Julio Gomes é jornalista esportivo desde que nasceu. Mas ganha para isso desde 1998, quando começou a carreira no UOL, onde foi editor de Esporte e trabalhou até 2003. Viveu por mais de 5 anos na Europa - a maior parte do tempo em Madrid, mas também em Londres, Paris e Lisboa. Neste período, estudou, foi correspondente da TV e Rádio Bandeirantes e comentarista do Canal+ espanhol, entre outras publicações europeias. Após a volta para a terrinha natal, foi editor-chefe de mídias digitais e comentarista da ESPN e também editor-chefe da BBC Brasil. Já cobriu cinco Copas do Mundo e, desde 2013, está de volta à primeira das casas.

19/09/2021 09h51

Diego Costa mal chegou ao Galo e já mostrou que pode ter um impacto muito grande para o time, na hora H da temporada. Ontem, foi titular pela primeira vez, na vitória sobre o Sport. Fez o gol que abriu a vitória e, o principal, jogou ao lado de Hulk e não no lugar de Hulk.

Porque essa era e é a grande dúvida. Haverá encaixe entre Hulk e Diego Costa? Como são dois jogadores fortes e físicos, muita gente especula se pode haver espaço para os dois no mesmo time. Mas as semelhanças entre eles não vão muito além disso.

Hulk destacou-se como homem de lado de campo na carreira, jogou em muitas situações ao lado de um centroavante - inclusive na seleção brasileira. Diego Costa nunca foi um camisa 9 paradão, nos grandes anos de Atlético de Madrid atuou ao lado de Radamel Falcao e David Villa, por exemplo. No Chelsea, jogou com Drogba.

É possível que eles joguem juntos, pois Hulk sabe muito bem fazer os movimentos de fora para dentro, e Diego é um exímio pivô, sabe abrir espaços e fazer paredes para a infiltração de companheiros. Ambos finalizam muito bem, o que vai gerar grande eficiência quando o time chegar à área - não importa nos pés de quem a bola caia.

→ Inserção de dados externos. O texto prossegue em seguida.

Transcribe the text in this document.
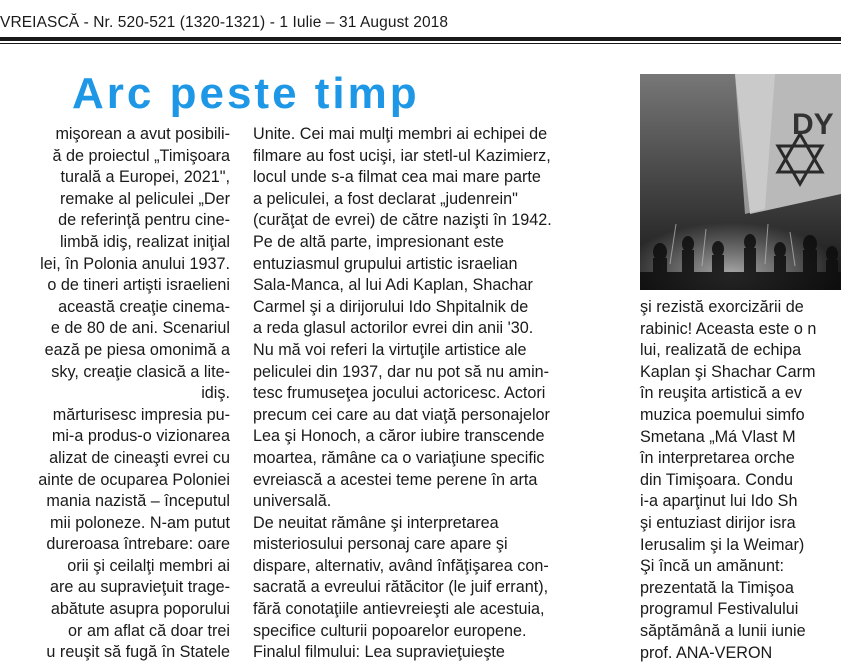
VREIASCĂ - Nr. 520-521 (1320-1321) - 1 Iulie – 31 August 2018
Arc peste timp
mişorean a avut posibili-
ă de proiectul „Timişoara
turală a Europei, 2021",
remake al peliculei „Der
de referinţă pentru cine-
limbă idiş, realizat iniţial
lei, în Polonia anului 1937.
o de tineri artişti israelieni
această creaţie cinema-
e de 80 de ani. Scenariul
ează pe piesa omonimă a
sky, creaţie clasică a lite-
idiş.
mărturisesc impresia pu-
mi-a produs-o vizionarea
alizat de cineaşti evrei cu
ainte de ocuparea Poloniei
mania nazistă – începutul
mii poloneze. N-am putut
dureroasa întrebare: oare
orii şi ceilalţi membri ai
are au supravieţuit trage-
abătute asupra poporului
or am aflat că doar trei
u reuşit să fugă în Statele
Unite. Cei mai mulţi membri ai echipei de
filmare au fost ucişi, iar stetl-ul Kazimierz,
locul unde s-a filmat cea mai mare parte
a peliculei, a fost declarat „judenrein"
(curăţat de evrei) de către nazişti în 1942.
Pe de altă parte, impresionant este
entuziasmul grupului artistic israelian
Sala-Manca, al lui Adi Kaplan, Shachar
Carmel şi a dirijorului Ido Shpitalnik de
a reda glasul actorilor evrei din anii '30.
Nu mă voi referi la virtuţile artistice ale
peliculei din 1937, dar nu pot să nu amin-
tesc frumuseţea jocului actoricesc. Actori
precum cei care au dat viaţă personajelor
Lea şi Honoch, a căror iubire transcende
moartea, rămâne ca o variaţiune specific
evreiască a acestei teme perene în arta
universală.
De neuitat rămâne şi interpretarea
misteriosului personaj care apare şi
dispare, alternativ, având înfăţişarea con-
sacrată a evreului rătăcitor (le juif errant),
fără conotaţiile antievreieşti ale acestuia,
specifice culturii popoarelor europene.
Finalul filmului: Lea supravieţuieşte
şi rezistă exorcizării de
rabinic! Aceasta este o n
lui, realizată de echipa
Kaplan şi Shachar Carm
în reuşita artistică a ev
muzica poemului simfo
Smetana „Má Vlast M
în interpretarea orche
din Timişoara. Condu
i-a aparţinut lui Ido Sh
şi entuziast dirijor isra
Ierusalim şi la Weimar)
Şi încă un amănunt:
prezentată la Timişoa
programul Festivalului
săptămână a lunii iunie
prof. ANA-VERON
DY
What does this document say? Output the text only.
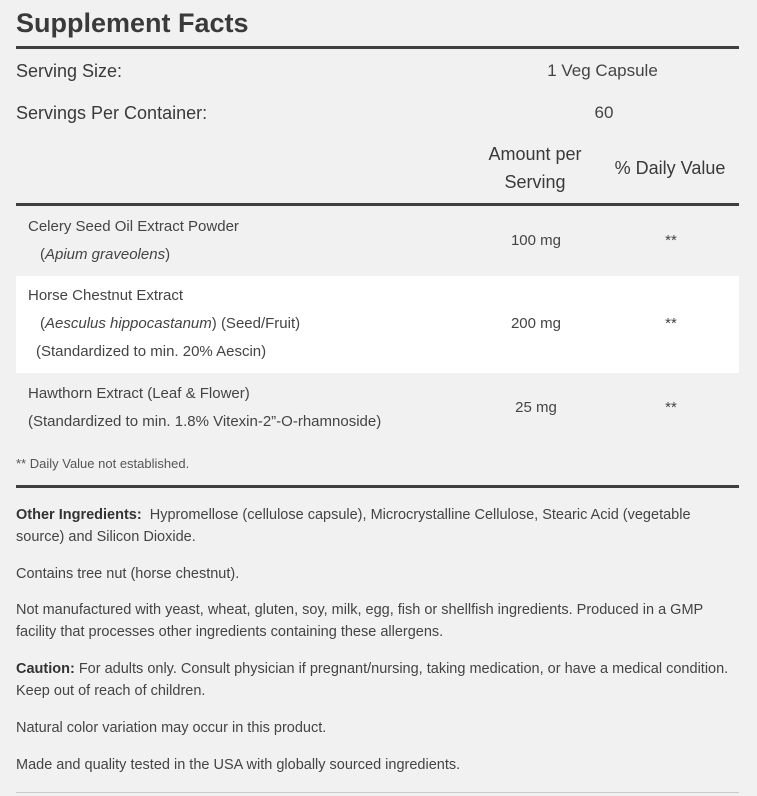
Supplement Facts
Serving Size:	1 Veg Capsule
Servings Per Container:	60
Amount per
Serving
% Daily Value
Celery Seed Oil Extract Powder
(Apium graveolens)
100 mg	**
Horse Chestnut Extract
(Aesculus hippocastanum) (Seed/Fruit)
(Standardized to min. 20% Aescin)
200 mg	**
Hawthorn Extract (Leaf & Flower)
(Standardized to min. 1.8% Vitexin-2”-O-rhamnoside)
25 mg	**
** Daily Value not established.
Other Ingredients: Hypromellose (cellulose capsule), Microcrystalline Cellulose, Stearic Acid (vegetable source) and Silicon Dioxide.
Contains tree nut (horse chestnut).
Not manufactured with yeast, wheat, gluten, soy, milk, egg, fish or shellfish ingredients. Produced in a GMP facility that processes other ingredients containing these allergens.
Caution: For adults only. Consult physician if pregnant/nursing, taking medication, or have a medical condition. Keep out of reach of children.
Natural color variation may occur in this product.
Made and quality tested in the USA with globally sourced ingredients.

A questão, claro, é que a teoria precisa virar prática. Precisa haver química entre os caras, dentro e fora do campo - neste sentido, por enquanto, são só flores.

Contra o Sport, um time fraco, mas que se defende bem, o Atlético não teve problema algum para vencer a partida. Hulk deixou de ser o falso 9 para ser um falso 10. Jogou um pouco atrás de Costa, flutuando pela intermediária, mas pisou na área. O mapa de calor mostra que Diego Costa saiu bastante da área, principalmente pela faixa esquerda, onde o Galo trabalhou mais.

Keno, que jogou um grande primeiro tempo, e Zaracho, pela direita, eram os construtores para o jogo acabar nos dois fortões dentro da área. E, claro, um Arana - que é muito mais extremo do que lateral - foi fundamental para tudo isso funcionar.

Pensando no jogo de terça, contra o Palmeiras, já fica difícil imaginar Diego Costa fora do time. Mas há um "pequeno" detalhe. Ontem, Nacho Fernández foi poupado e só foi entrar no lugar de Keno aos 28min da etapa final, quando Diego e Hulk já nem estavam em campo.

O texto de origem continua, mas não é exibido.